Addio David Sassoli – ein Nachruf

Die Nachricht des Todes von David Sassoli, dem Präsidenten des Europäischen Parlaments, hat international und lagerübergreifend Trauer und Bestürzung hervorgerufen. Ganz besonders groß war die Anteilnahme natürlich in seinem Heimatland Italien, wo Sassoli lange vor dem Beginn seiner politischen Karriere als – bekannter und beliebter – Fernsehjournalist tätig war.

Freundlich und dialogbereit – aber hart in der Sache

Oft haben solche offiziellen Bekundungen von Trauer und Betroffenheit beim Tod von Personen des öffentlichen Lebens den Beiklang einer „Pflichterfüllung“. Nach meiner Wahrnehmung trifft es auf Sassoli nicht zu. Das hat mit seiner Person zu tun: Er war nicht „nur“ ein kluger und erfahrener Politiker und leidenschaftlicher Verfechter von Menschenrechten, Rechtsstaatlichkeit und sozialer Gerechtigkeit, sondern auch jemand, der persönlich in hohem Maße Glaubwürdigkeit, Integrität, Würde und Empathie ausstrahlte. Und es fehlte bei ihm das „glatte“ Auftreten routinierter Politiker. Er zeigte offen – immer in seiner ruhigen Art, frei von jeglichem Pathos – seine innere Leidenschaft wie auch seinen Unmut.
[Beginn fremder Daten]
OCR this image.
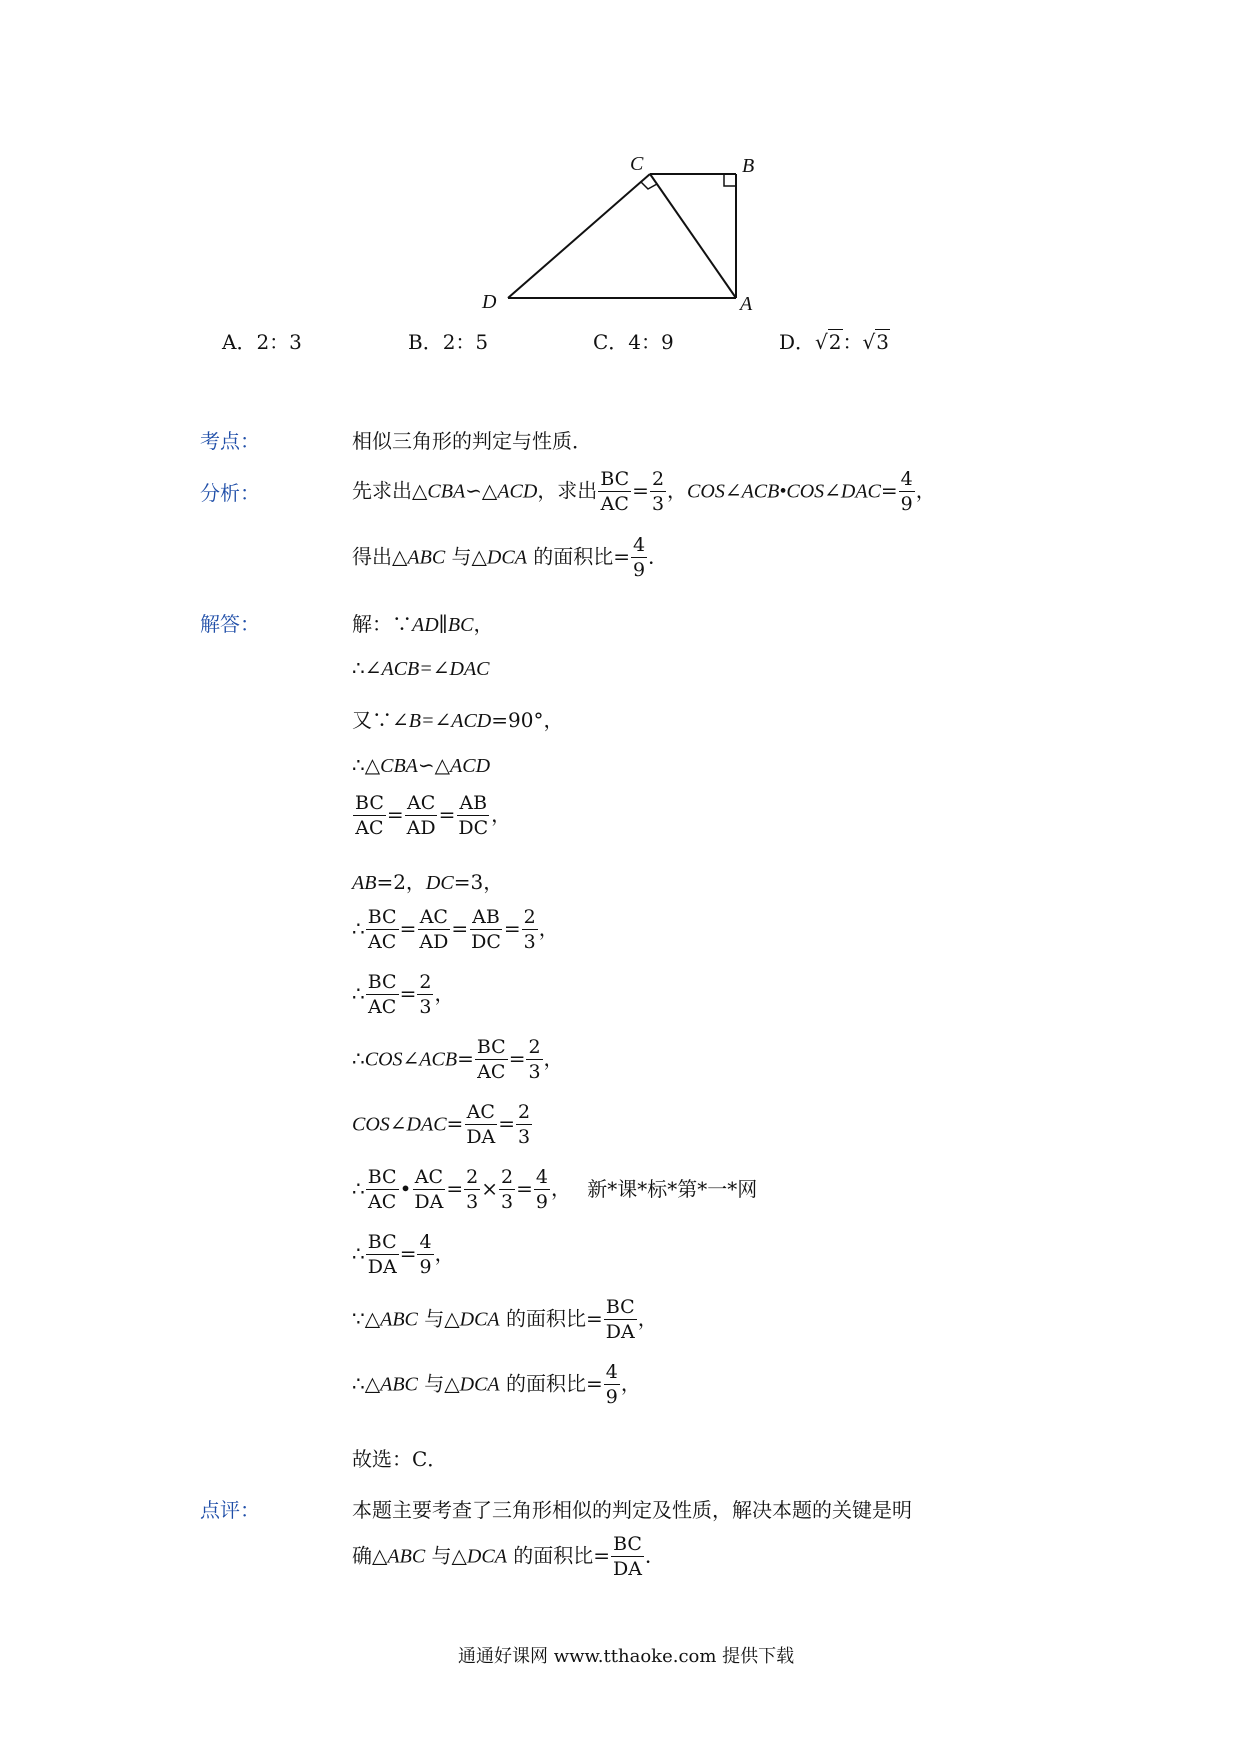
C	B
D	A
A．2：3	B．2：5	C．4：9	D．√2：√3
考点：	相似三角形的判定与性质．
分析：	先求出△CBA∽△ACD，求出 $\frac{BC}{AC} = \frac{2}{3}$ ，COS∠ACB•COS∠DAC= $\frac{4}{9}$ ，
得出△ABC 与△DCA 的面积比= $\frac{4}{9}$ ．
解答：	解：∵AD∥BC，
∴∠ACB=∠DAC
又∵∠B=∠ACD=90°，
∴△CBA∽△ACD
$\frac{BC}{AC} = \frac{AC}{AD} = \frac{AB}{DC}$ ，
AB=2，DC=3，
∴ $\frac{BC}{AC} = \frac{AC}{AD} = \frac{AB}{DC} = \frac{2}{3}$ ，
∴ $\frac{BC}{AC} = \frac{2}{3}$ ，
∴COS∠ACB= $\frac{BC}{AC} = \frac{2}{3}$ ，
COS∠DAC= $\frac{AC}{DA} = \frac{2}{3}$
∴ $\frac{BC}{AC}$ • $\frac{AC}{DA} = \frac{2}{3} \times \frac{2}{3} = \frac{4}{9}$ ， 新*课*标*第*一*网
∴ $\frac{BC}{DA} = \frac{4}{9}$ ，
∵△ABC 与△DCA 的面积比= $\frac{BC}{DA}$ ，
∴△ABC 与△DCA 的面积比= $\frac{4}{9}$ ，
故选：C．
点评：	本题主要考查了三角形相似的判定及性质，解决本题的关键是明
确△ABC 与△DCA 的面积比= $\frac{BC}{DA}$ ．
通通好课网 www.tthaoke.com 提供下载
In den zahlreichen Nachrufen wurde immer wieder, zu Recht, Sassolis zugewandtes und sanftes Wesen unterstrichen, verbunden mit respektvollem Umgang und Dialogbereitschaft. Das heißt aber nicht, dass er für jeden Kompromiss zu haben war, im Gegenteil. Er vertrat seine Positionen klar und geradlinig und, wenn in der Sache nötig, auch hart – und scheute dabei Konflikte nicht. So zum Beispiel im Oktober, als das Europäische Parlament auf Sassolis Initiative hin die EU-Kommission „wegen Untätigkeit“ bei der Ahndung von Rechtsverstößen gegen Rechtsstaatlichkeit seitens Polens und Ungarns vor dem Europäischen Gerichtshof verklagte. Der juristische Dienst des Parlaments habe die Klage „auf Ersuchen des Parlamentspräsidenten“ beim Gerichtshof eingereicht, erklärte damals die Sprecherin. Die EU-Kommission müsse konsequent handeln und das umsetzen, was Kommissionschefin von der Leyen in der Plenardebatte zum Thema Rechtsstaat gesagt hatte, so Sassoli zur Begründung. „Den Worten müssen Taten folgen.“

Für Menschenrechte und Rechtsstaatlichkeit

Die gleiche Unnachgiebigkeit zeigte Sassoli, wenn es um die Achtung von Menschenrechten ging, nicht zuletzt gegenüber Migranten und Asylsuchenden. Die NGO Mediterranea Saving Humans betont in einem Nachruf auf den verstorbenen Präsidenten, er habe immer kompromisslos auf der Seite derjenigen gestanden, die Rettungsmissionen im Mittelmeer durchführen – auch zu Zeiten, in denen diese angegriffen und als Komplizen von Schleppern diffamiert wurden. „Deine Haltung gegen die Politik der Abschottung und der Abschiebungen war immer glasklar. Du hast viel getan, um Migranten und Flüchtlingen konkret zu helfen, die im Mittelmeer auf Schiffen in Erwartung eines sicheren Hafens nur zu Propagandazwecken blockiert und von skrupellosen Ministern (gemeint ist der ehemalige Innenminister Salvini, MH) als Geißel gehalten wurden. Das sind Dinge, die öffentlich nicht bekannt wurden, die wir aber genau wissen – denn nie hast du dich verweigert, wenn wir dich angerufen haben.“.

Verteidigung von Menschenrechten und Rechtsstaatlichkeit stand auch im Zentrum der diesjährigen Verleihung des „Sacharow-Preises“ an den inhaftierten russischen Oppositionsführer Aleksej Navalny durch das Europäische Parlament. Mit Navalny ehre das Parlament einen mutigen Kämpfer gegen das korrupte Putin-Regime und für das Recht auf Opposition, schrieb Sassoli in einem offenen Brief an die Presse.

Durch die Preisverleihung bringe das Europäische Parlament auch seine Sorge über die aktuellen Spannungen mit Russland und wegen der Flüchtlingskrise an der Grenze zwischen Polen und Weißrussland zum Ausdruck, „in einer geographischen Gegend, die unseren eigenen Grenzen so nah und dennoch so belastet ist durch die Verletzung demokratischer Werte.“ Grundwerte wie die Achtung von Menschenrechten und die Prinzipien von Gleichberechtigung und Solidarität, die als integraler Bestandteil der EU-Verträge und ihrer Charta unverzichtbar seien, auch in der außenpolitischen Beziehungen der Union zu Drittstaaten.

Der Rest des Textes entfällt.